Lots of practice can help some students get better at remembering the correct response, but no tot get better at - or even accustomed to - thinking. "In traditional math," says Kamii, "kids are given rules that don't make sense to them, and repetition seems to be necessary to memorize rules kids don't understand." She generally recommends steering clear of homework, "partly because what kids do at school is enough, and repitition is neither necessary nor desirable," partly because when parents try to help their children with math assignments they tend to teach them what they've been told are the "correct" ways to solve problems.
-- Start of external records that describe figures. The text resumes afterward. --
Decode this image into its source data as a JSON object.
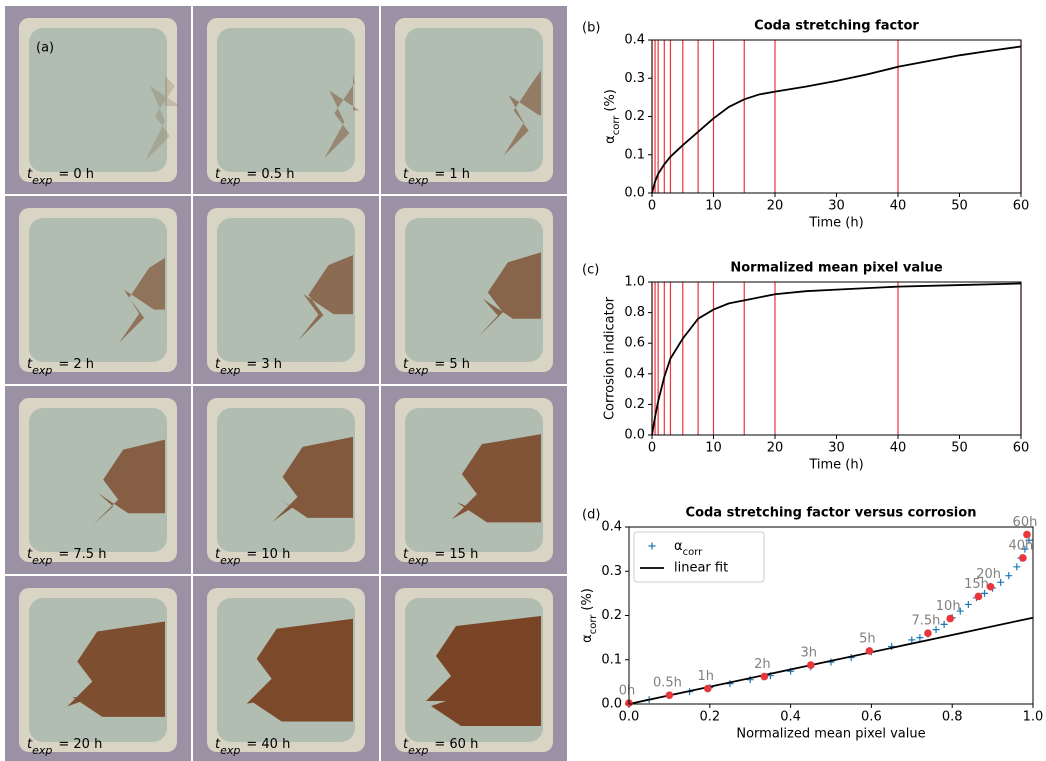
{
  "photo_panel": {
    "label": "(a)",
    "symbol": "t",
    "subscript": "exp",
    "captions": [
      "= 0 h",
      "= 0.5 h",
      "= 1 h",
      "= 2 h",
      "= 3 h",
      "= 5 h",
      "= 7.5 h",
      "= 10 h",
      "= 15 h",
      "= 20 h",
      "= 40 h",
      "= 60 h"
    ]
  },
  "chart_data": [
    {
      "type": "line",
      "panel_label": "(b)",
      "title": "Coda stretching factor",
      "xlabel": "Time (h)",
      "ylabel": {
        "symbol": "α",
        "subscript": "corr",
        "unit": "(%)"
      },
      "x": [
        0,
        0.5,
        1,
        2,
        3,
        5,
        7.5,
        10,
        12.5,
        15,
        17.5,
        20,
        25,
        30,
        35,
        40,
        45,
        50,
        55,
        60
      ],
      "series": [
        {
          "color": "#000000",
          "values": [
            0,
            0.03,
            0.05,
            0.075,
            0.095,
            0.125,
            0.16,
            0.195,
            0.225,
            0.245,
            0.258,
            0.265,
            0.278,
            0.293,
            0.31,
            0.33,
            0.345,
            0.36,
            0.372,
            0.383
          ]
        }
      ],
      "vlines": {
        "color": "#e8363a",
        "x": [
          0,
          0.5,
          1,
          2,
          3,
          5,
          7.5,
          10,
          15,
          20,
          40,
          60
        ]
      },
      "xlim": [
        0,
        60
      ],
      "xticks": [
        0,
        10,
        20,
        30,
        40,
        50,
        60
      ],
      "ylim": [
        0,
        0.4
      ],
      "yticks": [
        {
          "value": 0,
          "label": "0.0"
        },
        0.1,
        0.2,
        0.3,
        0.4
      ]
    },
    {
      "type": "line",
      "panel_label": "(c)",
      "title": "Normalized mean pixel value",
      "xlabel": "Time (h)",
      "ylabel": "Corrosion indicator",
      "x": [
        0,
        0.5,
        1,
        2,
        3,
        5,
        7.5,
        10,
        12.5,
        15,
        20,
        25,
        30,
        40,
        50,
        60
      ],
      "series": [
        {
          "color": "#000000",
          "values": [
            0,
            0.12,
            0.22,
            0.38,
            0.5,
            0.63,
            0.76,
            0.82,
            0.86,
            0.88,
            0.92,
            0.94,
            0.95,
            0.97,
            0.98,
            0.99
          ]
        }
      ],
      "vlines": {
        "color": "#e8363a",
        "x": [
          0,
          0.5,
          1,
          2,
          3,
          5,
          7.5,
          10,
          15,
          20,
          40,
          60
        ]
      },
      "xlim": [
        0,
        60
      ],
      "xticks": [
        0,
        10,
        20,
        30,
        40,
        50,
        60
      ],
      "ylim": [
        0,
        1
      ],
      "yticks": [
        {
          "value": 0,
          "label": "0.0"
        },
        0.2,
        0.4,
        0.6,
        0.8,
        {
          "value": 1,
          "label": "1.0"
        }
      ]
    },
    {
      "type": "scatter",
      "panel_label": "(d)",
      "title": "Coda stretching factor versus corrosion",
      "xlabel": "Normalized mean pixel value",
      "ylabel": {
        "symbol": "α",
        "subscript": "corr",
        "unit": "(%)"
      },
      "series": [
        {
          "name": {
            "symbol": "α",
            "subscript": "corr"
          },
          "color": "#1f77b4",
          "x": [
            0,
            0.05,
            0.1,
            0.15,
            0.2,
            0.25,
            0.3,
            0.35,
            0.4,
            0.45,
            0.5,
            0.55,
            0.6,
            0.65,
            0.7,
            0.72,
            0.74,
            0.76,
            0.78,
            0.8,
            0.82,
            0.84,
            0.86,
            0.88,
            0.9,
            0.92,
            0.94,
            0.96,
            0.97,
            0.98,
            0.99
          ],
          "values": [
            0,
            0.01,
            0.02,
            0.028,
            0.037,
            0.046,
            0.055,
            0.064,
            0.074,
            0.084,
            0.095,
            0.105,
            0.118,
            0.13,
            0.145,
            0.15,
            0.158,
            0.168,
            0.18,
            0.195,
            0.21,
            0.225,
            0.24,
            0.25,
            0.262,
            0.275,
            0.29,
            0.31,
            0.33,
            0.35,
            0.37
          ]
        },
        {
          "name": "linear fit",
          "type": "line",
          "color": "#000000",
          "x": [
            0,
            1
          ],
          "values": [
            0,
            0.195
          ]
        }
      ],
      "markers": {
        "color": "#e8363a",
        "label_color": "#808080",
        "x": [
          0,
          0.1,
          0.195,
          0.335,
          0.45,
          0.595,
          0.74,
          0.795,
          0.865,
          0.895,
          0.975,
          0.985
        ],
        "values": [
          0.002,
          0.02,
          0.035,
          0.062,
          0.088,
          0.12,
          0.16,
          0.193,
          0.243,
          0.265,
          0.33,
          0.383
        ],
        "labels": [
          "0h",
          "0.5h",
          "1h",
          "2h",
          "3h",
          "5h",
          "7.5h",
          "10h",
          "15h",
          "20h",
          "40h",
          "60h"
        ]
      },
      "legend": "upper left",
      "xlim": [
        0,
        1
      ],
      "xticks": [
        {
          "value": 0,
          "label": "0.0"
        },
        0.2,
        0.4,
        0.6,
        0.8,
        {
          "value": 1,
          "label": "1.0"
        }
      ],
      "ylim": [
        0,
        0.4
      ],
      "yticks": [
        {
          "value": 0,
          "label": "0.0"
        },
        0.1,
        0.2,
        0.3,
        0.4
      ]
    }
  ]
}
Again, this shuts down children's thinking.

Part of the problem with automacity is that by definition it invokes a kind of mindlessness - a kind of auto-pilot. But in learning and in life, rarely do situations remain stagnant long enough for us to engage in this mindless, automatic state IF we wish to remain successful.

The next time you are thinking of assigning homework so the students can practice, ask yourself how likely is it that your students will mindfully engage in what you are asking them to do? Or how likely is it that they will do the homework in a way that just goes through the motions?
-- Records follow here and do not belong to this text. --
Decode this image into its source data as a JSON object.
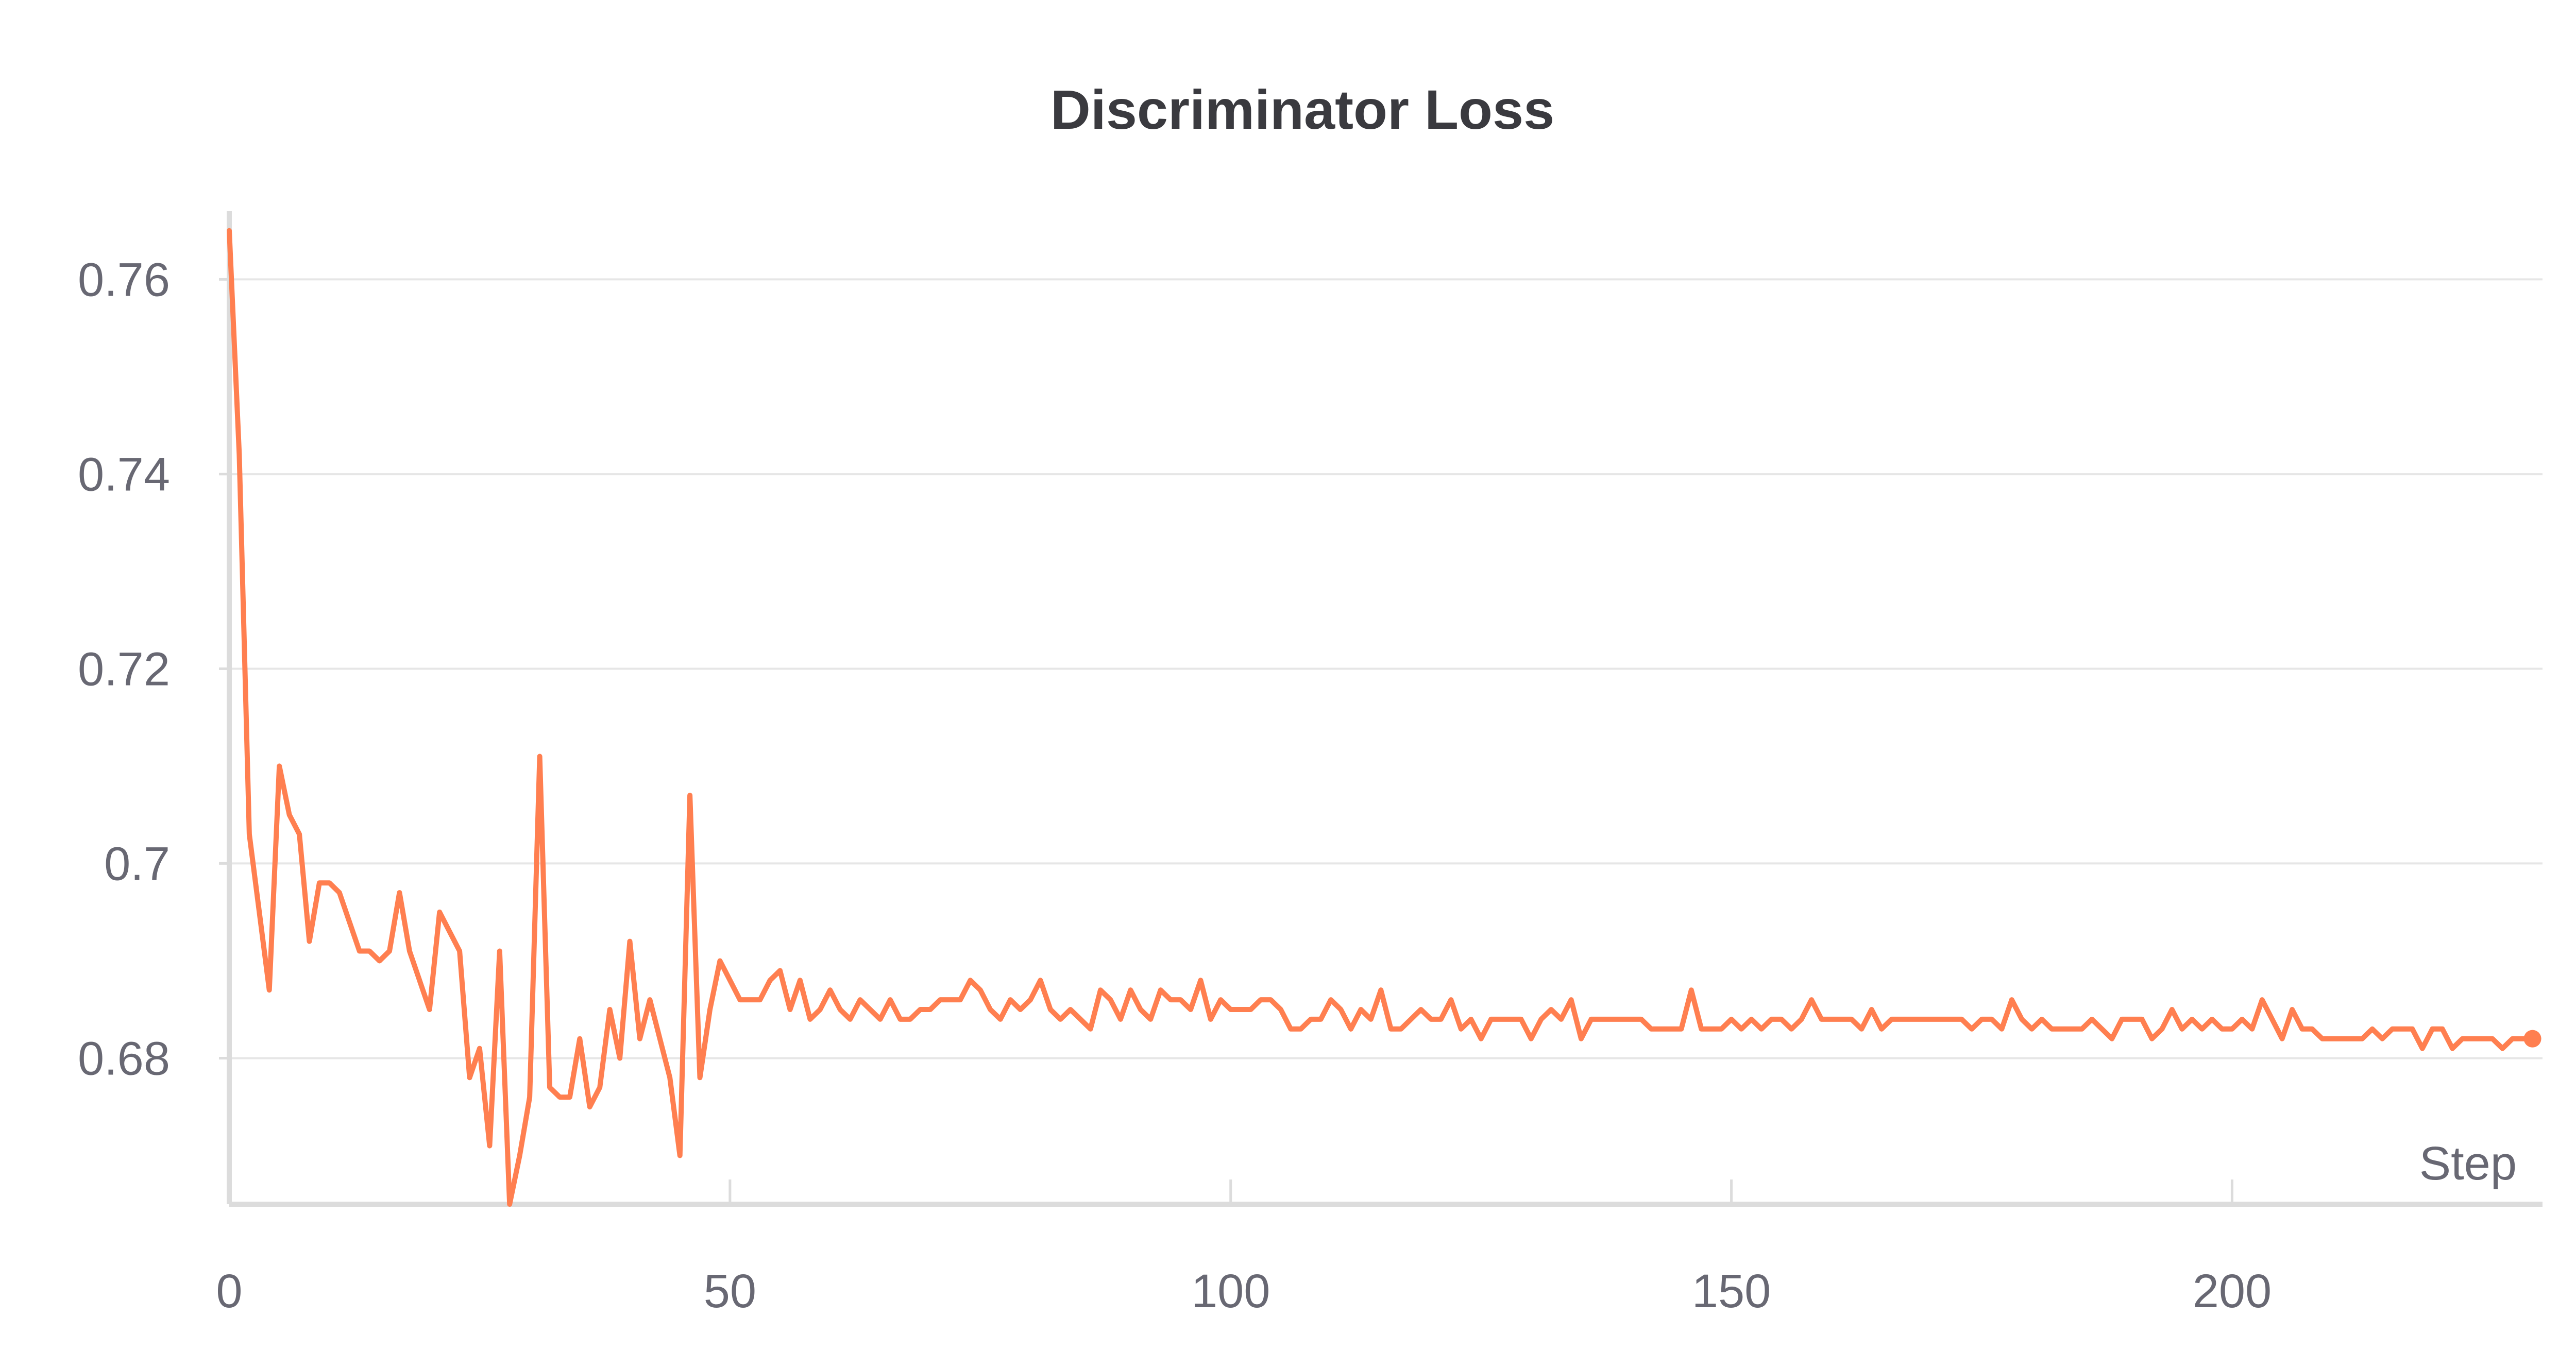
{
  "chart_data": {
    "type": "line",
    "title": "Discriminator Loss",
    "xlabel": "Step",
    "ylabel": "",
    "xlim": [
      0,
      231
    ],
    "ylim": [
      0.665,
      0.767
    ],
    "x_ticks": [
      0,
      50,
      100,
      150,
      200
    ],
    "x_tick_labels": [
      "0",
      "50",
      "100",
      "150",
      "200"
    ],
    "y_ticks": [
      0.68,
      0.7,
      0.72,
      0.74,
      0.76
    ],
    "y_tick_labels": [
      "0.68",
      "0.7",
      "0.72",
      "0.74",
      "0.76"
    ],
    "grid": true,
    "line_color": "#ff7f50",
    "grid_color": "#e6e6e6",
    "axis_color": "#dcdcdc",
    "series": [
      {
        "values": [
          0.765,
          0.742,
          0.703,
          0.695,
          0.687,
          0.71,
          0.705,
          0.703,
          0.692,
          0.698,
          0.698,
          0.697,
          0.694,
          0.691,
          0.691,
          0.69,
          0.691,
          0.697,
          0.691,
          0.688,
          0.685,
          0.695,
          0.693,
          0.691,
          0.678,
          0.681,
          0.671,
          0.691,
          0.665,
          0.67,
          0.676,
          0.711,
          0.677,
          0.676,
          0.676,
          0.682,
          0.675,
          0.677,
          0.685,
          0.68,
          0.692,
          0.682,
          0.686,
          0.682,
          0.678,
          0.67,
          0.707,
          0.678,
          0.685,
          0.69,
          0.688,
          0.686,
          0.686,
          0.686,
          0.688,
          0.689,
          0.685,
          0.688,
          0.684,
          0.685,
          0.687,
          0.685,
          0.684,
          0.686,
          0.685,
          0.684,
          0.686,
          0.684,
          0.684,
          0.685,
          0.685,
          0.686,
          0.686,
          0.686,
          0.688,
          0.687,
          0.685,
          0.684,
          0.686,
          0.685,
          0.686,
          0.688,
          0.685,
          0.684,
          0.685,
          0.684,
          0.683,
          0.687,
          0.686,
          0.684,
          0.687,
          0.685,
          0.684,
          0.687,
          0.686,
          0.686,
          0.685,
          0.688,
          0.684,
          0.686,
          0.685,
          0.685,
          0.685,
          0.686,
          0.686,
          0.685,
          0.683,
          0.683,
          0.684,
          0.684,
          0.686,
          0.685,
          0.683,
          0.685,
          0.684,
          0.687,
          0.683,
          0.683,
          0.684,
          0.685,
          0.684,
          0.684,
          0.686,
          0.683,
          0.684,
          0.682,
          0.684,
          0.684,
          0.684,
          0.684,
          0.682,
          0.684,
          0.685,
          0.684,
          0.686,
          0.682,
          0.684,
          0.684,
          0.684,
          0.684,
          0.684,
          0.684,
          0.683,
          0.683,
          0.683,
          0.683,
          0.687,
          0.683,
          0.683,
          0.683,
          0.684,
          0.683,
          0.684,
          0.683,
          0.684,
          0.684,
          0.683,
          0.684,
          0.686,
          0.684,
          0.684,
          0.684,
          0.684,
          0.683,
          0.685,
          0.683,
          0.684,
          0.684,
          0.684,
          0.684,
          0.684,
          0.684,
          0.684,
          0.684,
          0.683,
          0.684,
          0.684,
          0.683,
          0.686,
          0.684,
          0.683,
          0.684,
          0.683,
          0.683,
          0.683,
          0.683,
          0.684,
          0.683,
          0.682,
          0.684,
          0.684,
          0.684,
          0.682,
          0.683,
          0.685,
          0.683,
          0.684,
          0.683,
          0.684,
          0.683,
          0.683,
          0.684,
          0.683,
          0.686,
          0.684,
          0.682,
          0.685,
          0.683,
          0.683,
          0.682,
          0.682,
          0.682,
          0.682,
          0.682,
          0.683,
          0.682,
          0.683,
          0.683,
          0.683,
          0.681,
          0.683,
          0.683,
          0.681,
          0.682,
          0.682,
          0.682,
          0.682,
          0.681,
          0.682,
          0.682,
          0.682
        ]
      }
    ]
  }
}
to reinforce or not to reinforce

Those who look to defend the practice of assigning homework in school quite often will use the automacity argument. That is, we want children to be able to know their times tables or spelling with a kind of automacity.

I have made the case before that perfection is not a desirable outcome, and now I wish to do the same for automacity. Like the pursuit of perfection, the pursuit of automacity is likely to paralyze rather than energize - and in the end sabatoge learning.

In The Homework Myth, Alfie Kohn explains nicely how sit-and-get-now-spit-and-forget should never be desirable inside or outside of the classroom:

Giving students homework that involves drill and practice is often said to "reinforce" the skills they've been taught in class. This verb is tossed around casually, as if it were sufficient to clinch the case. But what exactly is meant here? Unless it's assumed that practice is reinforcing by definition, one would have to demonstrate that good results are indeed likely to follow from mere repetition. And it's not at all clear that this is true, except under very limited circumstances. For example, it wouldn't make sense to say "Keep practicing until you understand" because practicing doesn't create understanding - just as giving kids a deadline doesn't teach time management skills. What makes sense, at least under certain conditions, is to say "Keep practicing until what you're doing becomes automatic." But what kinds of proficiencies lend themselves to this sort of improvement?

Think about that.

How do you practice an understanding?

It's one thing to say you want a child to practice their times table and be able to bark "36!" in response to the stimulus of "6 x 6", but it is quite another to say that you actually want the child to understand how 6 x 6 can or should equal 36.

Any math teacher who concerns themself with children understanding what is happening when they multiply two numbers will tell you that this process is anything but automatic.

To reinforce the behaviorial response may actually undermine efforts to construct meaning behind mindful learning.